On academic performance, the school's most recent DSIB inspection (2023–2024) returned an overall rating of Good — consistent with its 2022–2023 rating and a meaningful step up from the Acceptable rating recorded in 2019–2020. Among Indian curriculum schools in Dubai, this places Amity School Dubai in the majority: of the 34 rated Indian curriculum schools in the city, 14 hold a Good rating, 10 are Very Good, and only one has achieved Outstanding. The school has not yet broken into the Very Good tier. International benchmarking data, however, tells a more encouraging story: PIRLS 2021 results placed the school significantly above the PIRLS centre-point, and ASSET benchmarking outcomes for all phases were rated at or close to Outstanding. IBT assessment outcomes were equally high in the school's first round of testing. English achievement is a particular strength, rated Very Good in KG, Middle, and Secondary, as is science attainment in the upper phases.

Inspectors identified several areas requiring attention. Attainment in Arabic as an Additional Language remains Acceptable in Middle and Secondary, and Islamic Education attainment is similarly Acceptable in those phases — despite progress ratings improving to Good or better across all phases. The DSIB report flagged that internal Arabic assessment data are unreliable, with examination questions shared with students as practice material during the term. Inspectors also called for improved extended writing skills in Middle and Secondary, stronger enquiry, research, and critical thinking across all subjects, and more rigorous use of assessment data to adapt teaching. Self-evaluation processes were noted as insufficiently robust, meaning leaders may not always have an accurate picture of where improvement is needed. These are substantive gaps that parents of older students, in particular, should weigh carefully.

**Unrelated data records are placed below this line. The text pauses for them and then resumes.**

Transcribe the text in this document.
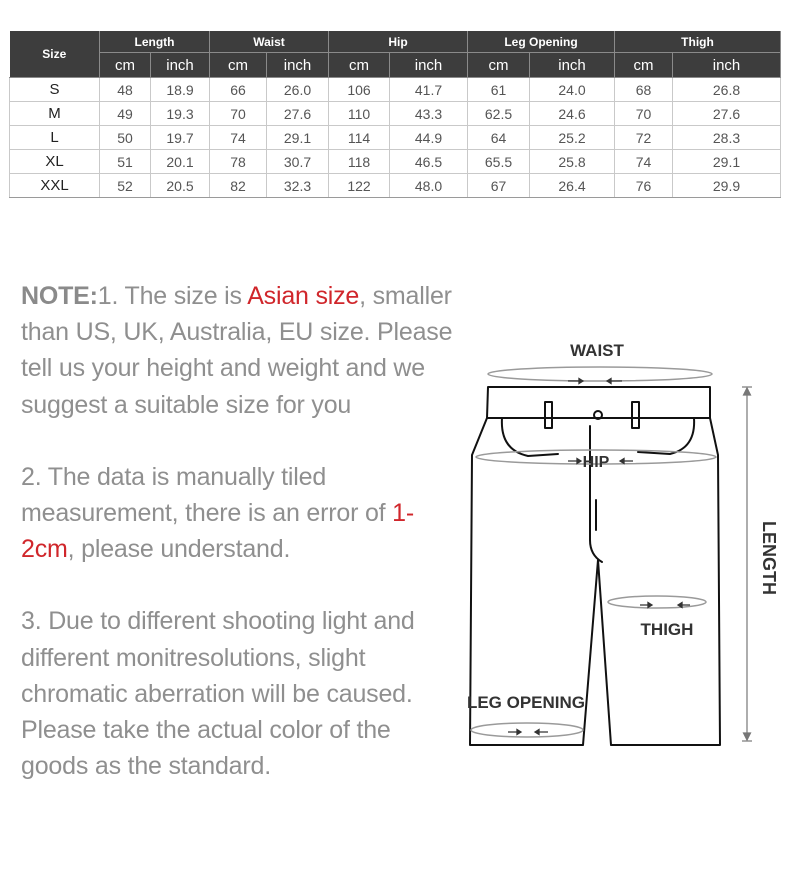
Size	Length		Waist		Hip		Leg Opening		Thigh	
	cm	inch	cm	inch	cm	inch	cm	inch	cm	inch
S	48	18.9	66	26.0	106	41.7	61	24.0	68	26.8
M	49	19.3	70	27.6	110	43.3	62.5	24.6	70	27.6
L	50	19.7	74	29.1	114	44.9	64	25.2	72	28.3
XL	51	20.1	78	30.7	118	46.5	65.5	25.8	74	29.1
XXL	52	20.5	82	32.3	122	48.0	67	26.4	76	29.9

NOTE:1. The size is Asian size, smaller than US, UK, Australia, EU size. Please tell us your height and weight and we suggest a suitable size for you

2. The data is manually tiled measurement, there is an error of 1-2cm, please understand.

3. Due to different shooting light and different monitresolutions, slight chromatic aberration will be caused. Please take the actual color of the goods as the standard.

WAIST
HIP
THIGH
LEG OPENING
LENGTH
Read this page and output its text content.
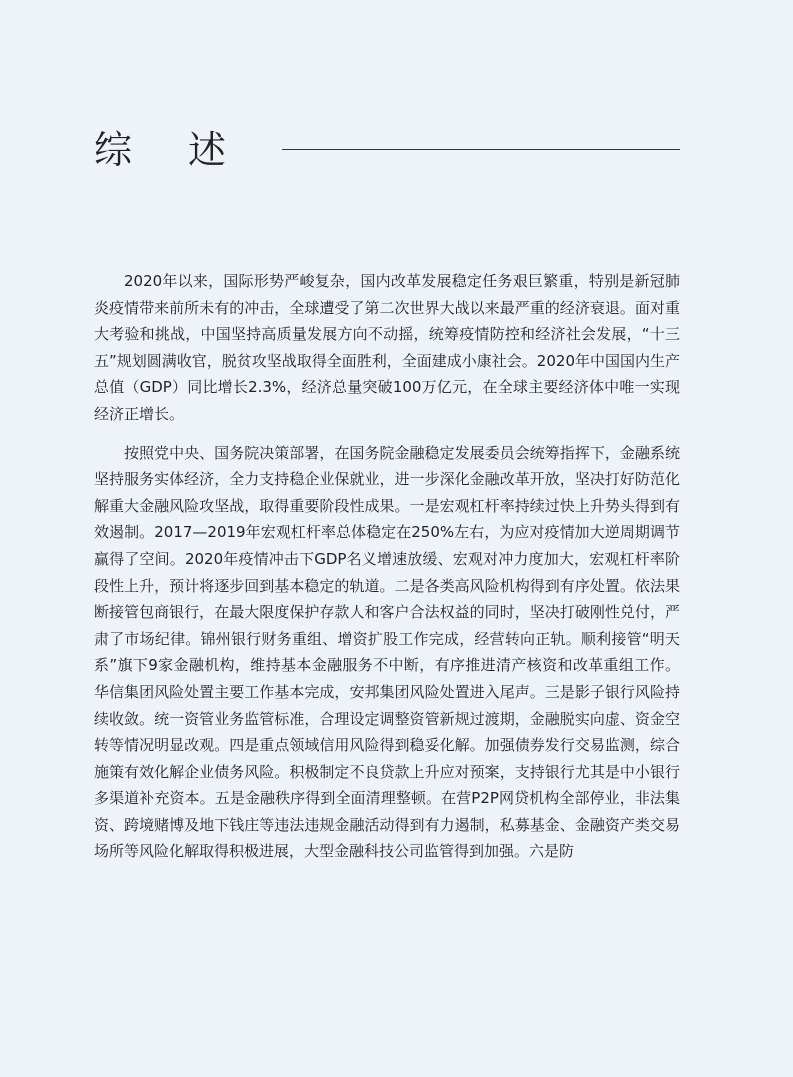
综述

2020年以来，国际形势严峻复杂，国内改革发展稳定任务艰巨繁重，特别是新冠肺炎疫情带来前所未有的冲击，全球遭受了第二次世界大战以来最严重的经济衰退。面对重大考验和挑战，中国坚持高质量发展方向不动摇，统筹疫情防控和经济社会发展，“十三五”规划圆满收官，脱贫攻坚战取得全面胜利，全面建成小康社会。2020年中国国内生产总值（GDP）同比增长2.3%，经济总量突破100万亿元，在全球主要经济体中唯一实现经济正增长。

按照党中央、国务院决策部署，在国务院金融稳定发展委员会统筹指挥下，金融系统坚持服务实体经济，全力支持稳企业保就业，进一步深化金融改革开放，坚决打好防范化解重大金融风险攻坚战，取得重要阶段性成果。一是宏观杠杆率持续过快上升势头得到有效遏制。2017—2019年宏观杠杆率总体稳定在250%左右，为应对疫情加大逆周期调节赢得了空间。2020年疫情冲击下GDP名义增速放缓、宏观对冲力度加大，宏观杠杆率阶段性上升，预计将逐步回到基本稳定的轨道。二是各类高风险机构得到有序处置。依法果断接管包商银行，在最大限度保护存款人和客户合法权益的同时，坚决打破刚性兑付，严肃了市场纪律。锦州银行财务重组、增资扩股工作完成，经营转向正轨。顺利接管“明天系”旗下9家金融机构，维持基本金融服务不中断，有序推进清产核资和改革重组工作。华信集团风险处置主要工作基本完成，安邦集团风险处置进入尾声。三是影子银行风险持续收敛。统一资管业务监管标准，合理设定调整资管新规过渡期，金融脱实向虚、资金空转等情况明显改观。四是重点领域信用风险得到稳妥化解。加强债券发行交易监测，综合施策有效化解企业债务风险。积极制定不良贷款上升应对预案，支持银行尤其是中小银行多渠道补充资本。五是金融秩序得到全面清理整顿。在营P2P网贷机构全部停业，非法集资、跨境赌博及地下钱庄等违法违规金融活动得到有力遏制，私募基金、金融资产类交易场所等风险化解取得积极进展，大型金融科技公司监管得到加强。六是防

What distinguishes Amity School Dubai academically is the coherence of its enrichment layer: technology integration is school-wide, with smart boards in every classroom, iPad hubs, and Computer Science and Technology (CST) woven across subjects rather than siloed as a standalone class. The school's multilingual library — holding resources in English, Arabic, Hindi, French, Malayalam, and Tamil — reflects the linguistic breadth of its community and supports the five additional language pathways on offer. With a student-to-teacher ratio of 1:17 and 30 teaching assistants supporting 77 teachers, class support levels are reasonable, though the citywide average ratio stands at 1:13.6 across 204 schools with available data, suggesting some peer schools offer tighter staffing. University destination data is not currently published, which is a gap compared to more established secondary providers in Dubai.